Mein erster offizieller Satz als Vize-Präsidentin bei einer Plenarsitzung, die ich zu leiten hatte, hieß: „Bitte verlassen Sie den Saal.“ Gemeint waren die Abgeordneten und meine Bitte war regelgerecht. Denn angesagt war ein „Hammelsprung“. Das ist ein selten vorkommendes Abstimmungsverfahren. Es wird angewandt, wenn andere Abstimmungen, etwa durch Handheben, keine klar erkennbaren Mehrheiten erbringen.

Praktisch bedeutet der „Hammelsprung“, dass alle Abgeordneten den Plenarsaal verlassen und sobald die Abstimmung aufgerufen wird, durch eine von drei Türen in den Plenarsaal zurückkehren. Die eine Tür bedeutet „Ja“, die zweite „Nein“ und die dritte „Enthaltung“. Und da die Türen eng sind, müssen die Abgeordneten einzeln hindurchgehen. Und so können sie und ihre Voten einfach und sicher gezählt werden.

Meine Aufforderung „bitte verlassen Sie den Saal“ galt insbesondere der SPD-Fraktion. Denn deren Abgeordnete hatten es mitnichten eilig, im Gegenteil. Und auch das hatte seinen Grund. Vorangegangen war ein Antrag der Grünen, einen Bundesminister zur laufenden Plenardebatte herbei zu holen. Das ist ein durchaus üblicher Geschäftsordnungsantrag und immer eine gute Chance, der Regierungsmehrheit im Parlament eins auszuwischen.

Zumal: Die laufende Debatte war schlecht besucht. Von jeder Fraktion waren fünf (SPD und FDP) bis zwölf Abgeordnete (DIE LINKE) anwesend. Parallel tagten parlamentarische Ausschüsse.

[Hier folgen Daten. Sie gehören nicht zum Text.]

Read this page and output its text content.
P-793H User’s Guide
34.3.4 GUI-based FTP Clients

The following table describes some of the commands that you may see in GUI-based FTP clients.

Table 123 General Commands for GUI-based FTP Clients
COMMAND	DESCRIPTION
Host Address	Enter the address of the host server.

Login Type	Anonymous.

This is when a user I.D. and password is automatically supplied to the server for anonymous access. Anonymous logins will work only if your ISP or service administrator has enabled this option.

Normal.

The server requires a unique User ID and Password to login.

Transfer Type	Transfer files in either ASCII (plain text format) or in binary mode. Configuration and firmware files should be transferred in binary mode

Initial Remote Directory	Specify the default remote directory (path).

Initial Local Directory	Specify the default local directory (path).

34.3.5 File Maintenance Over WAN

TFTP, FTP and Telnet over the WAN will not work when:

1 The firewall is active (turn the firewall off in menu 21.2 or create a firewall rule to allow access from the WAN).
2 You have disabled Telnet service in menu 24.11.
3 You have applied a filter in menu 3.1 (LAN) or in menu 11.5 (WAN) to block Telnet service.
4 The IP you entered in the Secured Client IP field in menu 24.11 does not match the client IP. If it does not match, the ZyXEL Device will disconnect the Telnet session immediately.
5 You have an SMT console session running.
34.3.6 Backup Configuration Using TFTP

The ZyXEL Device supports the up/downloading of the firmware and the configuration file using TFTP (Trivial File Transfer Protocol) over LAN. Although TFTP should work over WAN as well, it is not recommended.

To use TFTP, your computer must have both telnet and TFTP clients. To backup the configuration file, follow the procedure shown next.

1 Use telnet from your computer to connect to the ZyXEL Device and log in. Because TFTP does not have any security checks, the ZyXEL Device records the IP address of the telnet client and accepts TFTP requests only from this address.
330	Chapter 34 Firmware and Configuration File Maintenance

Aber wie auch immer: Die Chance der Opposition der Koalition eins auszuwischen schien groß, jedenfalls nach Ansicht der Grünen. Und sei es nur für eine kleine Schlagzeile danach: „Opposition überrumpelte Regierungsmehrheit!“

Das wollten die Unions- und die SPD-Fraktion natürlich vermeiden. Und so hatten die Geschäftsführer hinter den Kulissen alle Hände und Handys voll zu tun, so viele Abgeordnete aus den eigenen Reihen herbei zu holen, wie nur irgend möglich. Und damit dafür genügend Zeit bleibt, deshalb verzögerten die anwesenden SPD-Abgeordneten den Beginn des „Hammelsprungs“, indem sie betont lange im Saal blieben.

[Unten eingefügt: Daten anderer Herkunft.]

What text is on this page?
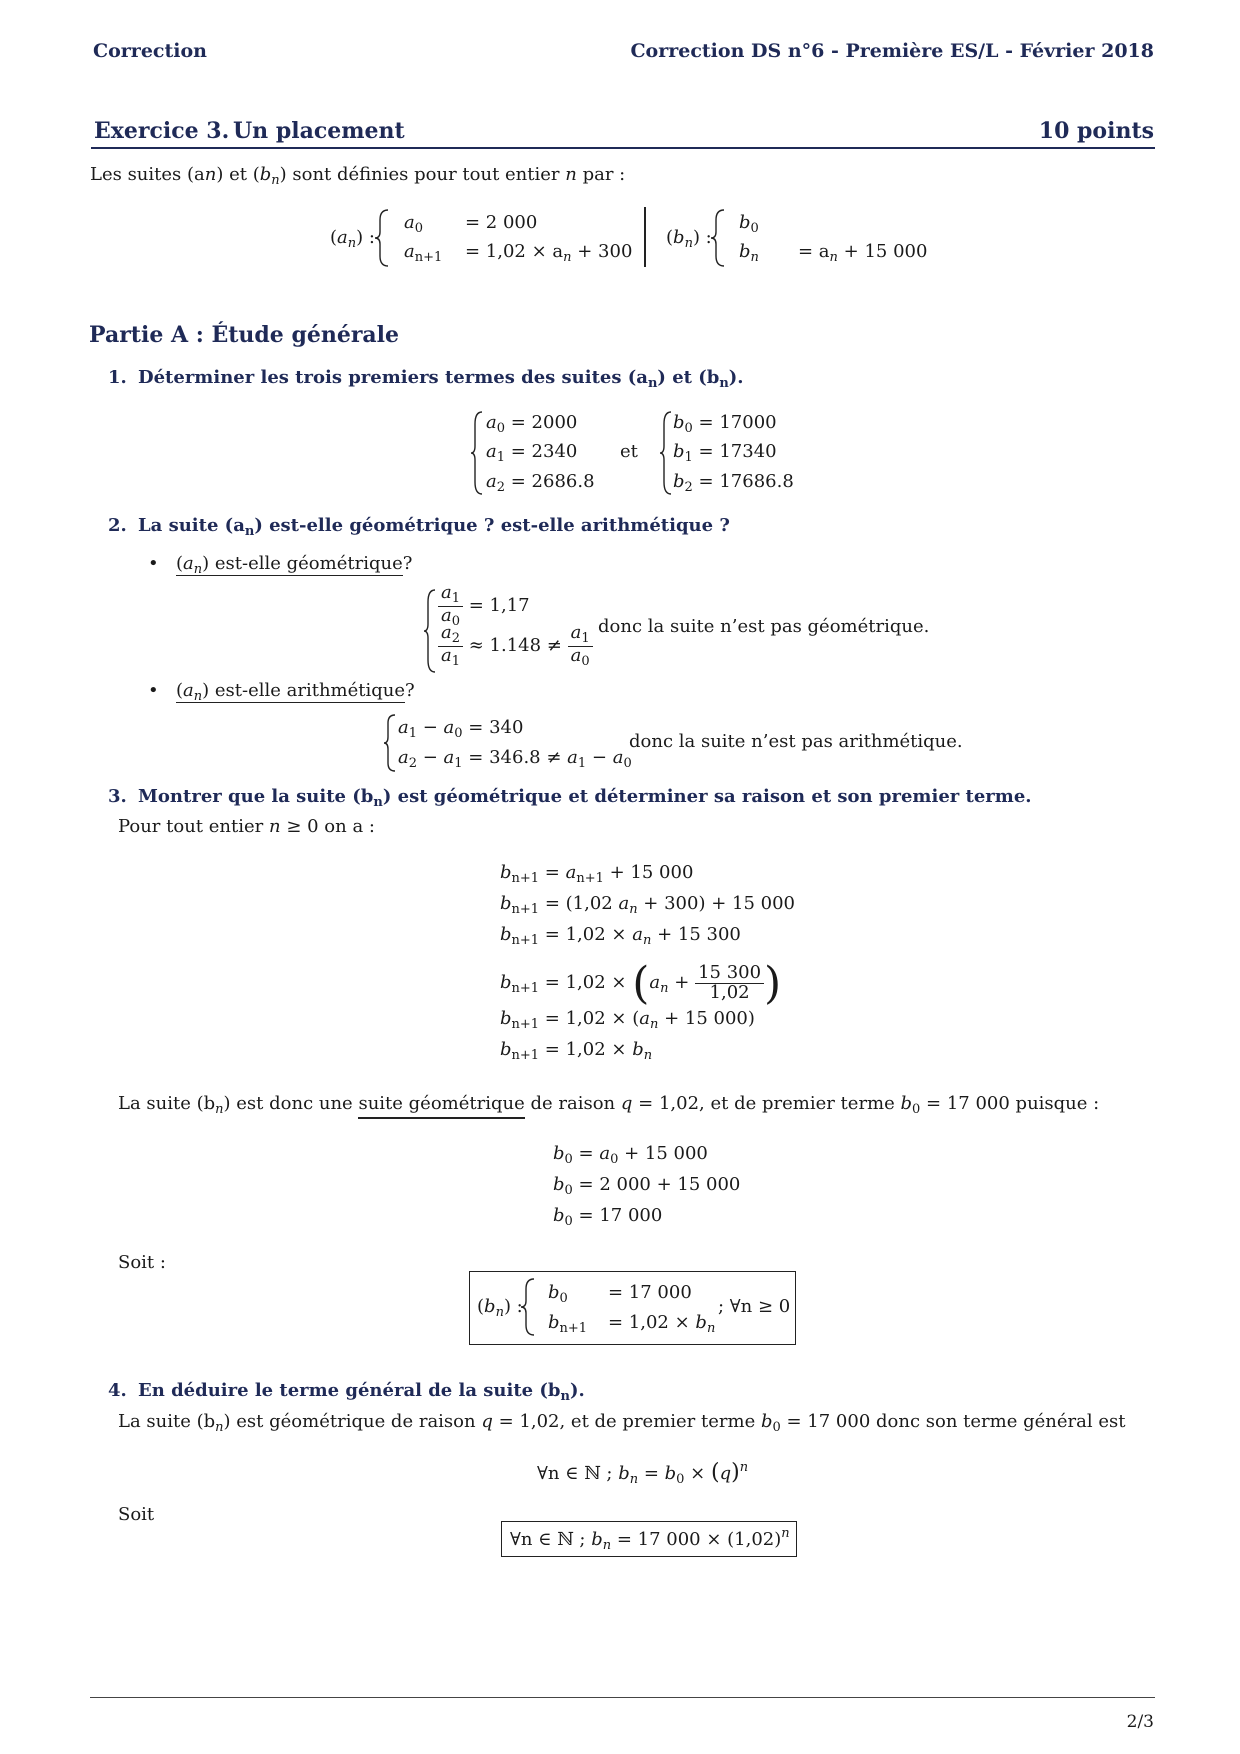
Correction	Correction DS n°6 - Première ES/L - Février 2018
Exercice 3. Un placement	10 points
Les suites (an) et $(b_n)$ sont définies pour tout entier n par :
$(a_n)$ :
$a_0 = 2$ 000
$a_{n+1} = 1,02 \times a_n + 300$
$(b_n)$ :
$b_0$
$b_n = a_n + 15$ 000
Partie A : Étude générale
1. Déterminer les trois premiers termes des suites $(a_n)$ et $(b_n)$.
$a_0 = 2000$
$a_1 = 2340$
$a_2 = 2686.8$
et
$b_0 = 17000$
$b_1 = 17340$
$b_2 = 17686.8$
2. La suite $(a_n)$ est-elle géométrique ? est-elle arithmétique ?
• $(a_n)$ est-elle géométrique?
$\frac{a_1}{a_0} = 1,17$
$\frac{a_2}{a_1} \approx 1.148 \ne \frac{a_1}{a_0}$ donc la suite n’est pas géométrique.
• $(a_n)$ est-elle arithmétique?
$a_1 - a_0 = 340$
$a_2 - a_1 = 346.8 \ne a_1 - a_0$
donc la suite n’est pas arithmétique.
3. Montrer que la suite $(b_n)$ est géométrique et déterminer sa raison et son premier terme.
Pour tout entier n ≥ 0 on a :
$b_{n+1} = a_{n+1} + 15$ 000
$b_{n+1} = (1,02$ $a_n + 300) + 15$ 000
$b_{n+1} = 1,02 \times a_n + 15$ 300
$b_{n+1} = 1,02 \times (a_n + \frac{15 300}{1,02}$ )
$b_{n+1} = 1,02 \times (a_n + 15$ 000)
$b_{n+1} = 1,02 \times b_n$
La suite $(b_n)$ est donc une suite géométrique de raison q = 1,02, et de premier terme $b_0 = 17$ 000 puisque :
$b_0 = a_0 + 15$ 000
$b_0 = 2$ 000 + 15 000
$b_0 = 17$ 000
Soit :
$(b_n)$ :
$b_0 = 17$ 000
$b_{n+1} = 1,02 \times b_n$
; ∀n ≥ 0
4. En déduire le terme général de la suite $(b_n)$.
La suite $(b_n)$ est géométrique de raison q = 1,02, et de premier terme $b_0 = 17$ 000 donc son terme général est
∀n ∈ ℕ ; $b_n = b_0 \times (q)^n$
Soit
∀n ∈ ℕ ; $b_n = 17$ $000 \times (1,02)^n$
2/3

Die Unionsfraktion und die SPD schafften es schließlich, ihre nominelle Mehrheit auch real zu mobilisieren. Der zuständige Minister musste also nicht, wie von den Grünen beantragt, herbei zitiert werden. Aber sie hatten dennoch den allgemeinen Spott auf ihrer Seite. Denn ihr Fraktionsvorsitzender, Peter Struck, erschien in voller Motorrad-Montur zum „Hammelsprung“. Er war also vordem gerade sonst wo unterwegs, nur nicht im Bundestag.

Ich könnte mich freuen. Es war die erste Plenar-Sitzung, die ich als Vize-Präsidentin zu leiten hatte. Und es wurde eine bewegte und belebte. Das eigentliche Thema aber hieß: Dürfen führende Politiker in gut dotierte Wirtschafts-Posten flüchten, denen sie vordem erst den Weg bereitet haben? Zumindest wird dies Ex-Kanzler Schröder im Fall Gasprom unterstellt und nicht nur ihm. Es gibt weitere fragwürdige Fälle.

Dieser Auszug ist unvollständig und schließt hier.